Wenn der Vermieter die Kaution nicht freigibt
Zahlt der Vermieter nach dem Auszug nicht zurück, gibt es eine klare gesetzliche Regel:
- Nach 12 Monaten nach Beendigung des Mietverhältnisses kann der Mieter die Freigabe direkt bei der Bank beantragen.
- Voraussetzung: Es liegt kein laufendes Verfahren und kein Betreibungsbegehren des Vermieters vor.
- Hat der Vermieter ein Jahr nach Mietende keine Ansprüche geltend gemacht, gehört der hinterlegte Betrag endgültig dem Mieter.
- Bei Streit über die Höhe der Forderung hilft die Schlichtungsbehörde in Mietsachen.
Nächste Wohnung: Kaution clever lösen
Wer ein Mietkautionskonto auflöst, zieht meist um – und muss für die neue Wohnung erneut eine Kaution stellen. Statt wieder bis zu drei Monatsmieten auf einem Sperrkonto zu blockieren, können Sie mit einer Mietkautionsversicherung Ihr Kapital frei halten: Sie zahlen eine jährliche Prämie (rund 4–5 % der Kautionssumme), und der Vermieter erhält über eine Solidarbürgschaft nach Art. 492 OR eine gleichwertige Sicherheit. Gerade beim Umzug, wenn ohnehin viele Kosten anfallen, ist das eine spürbare Entlastung.

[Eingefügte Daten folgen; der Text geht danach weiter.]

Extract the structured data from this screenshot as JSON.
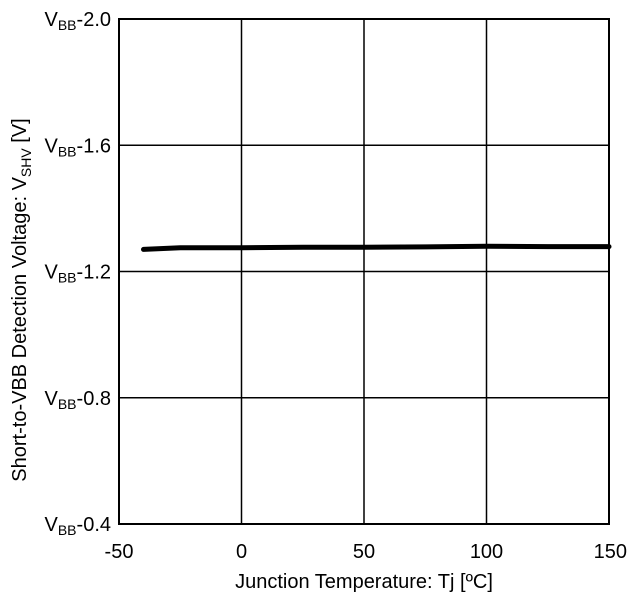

Geben Sie Ihren Kautionsbetrag ein und vergleichen Sie die Prämien der spezialisierten Schweizer Anbieter:
Kautionsfirmen im Vergleich – Jetzt Rechner starten & Geld sparen!
Kautionsbetrag eingeben & Prämien der 4 führenden Anbieter sofort vergleichen.
Häufige Fragen zur Auflösung des Mietkautionskontos
Wer muss der Auflösung des Mietkautionskontos zustimmen?
In der Regel müssen Mieter und Vermieter die Freigabe gemeinsam unterzeichnen. Erst dann gibt die Bank die Kaution frei. Ohne Zustimmung des Vermieters zahlt die Bank nicht aus – ausser es liegt ein rechtskräftiges Urteil vor oder die gesetzliche Frist von 12 Monaten nach Mietende ist abgelaufen.
Welches Formular brauche ich, um mein Mietkautionskonto aufzulösen?
Jede Bank hat ein eigenes Freigabe- bzw. Saldierungsformular. Eine Übersicht mit Direktlinks zu den Auflösungsformularen von UBS, ZKB, Raiffeisen, BEKB und Migros Bank finden Sie weiter oben auf dieser Seite.
Wie lange dauert die Auszahlung der Kaution?
Liegt das vollständig unterschriebene Formular vor und gibt es keine offenen Forderungen, dauert die Auszahlung je nach Bank wenige Tage bis rund zwei Wochen. Bei Schäden darf der Vermieter das Depot bis zu drei Monate zurückbehalten, um Reparaturen abzuwickeln.
Was kostet die Auflösung des Mietkautionskontos?
Die Saldierung ist bei den meisten Banken kostenlos. Einzelne Institute erheben jedoch eine Gebühr, wenn das Guthaben an eine andere Bank überwiesen wird (z. B. ZKB CHF 20). Massgebend ist das Preisblatt Ihrer Bank.
Der Vermieter gibt die Kaution nicht frei – was kann ich tun?
Zahlt der Vermieter nach dem Auszug nicht zurück und macht auch keine Forderung geltend, können Sie 12 Monate nach Beendigung des Mietverhältnisses die Freigabe direkt bei der Bank verlangen (Art. 257e OR). Voraussetzung: Es liegt kein laufendes Verfahren oder Betreibungsbegehren des Vermieters vor. Bei Streit hilft die Schlichtungsbehörde.
Bekomme ich die Zinsen des Mietkautionskontos ausbezahlt?
Ja. Die auf dem Sperrkonto angefallenen Zinsen gehören dem Mieter und werden bei der Auflösung zusammen mit der Kaution ausbezahlt.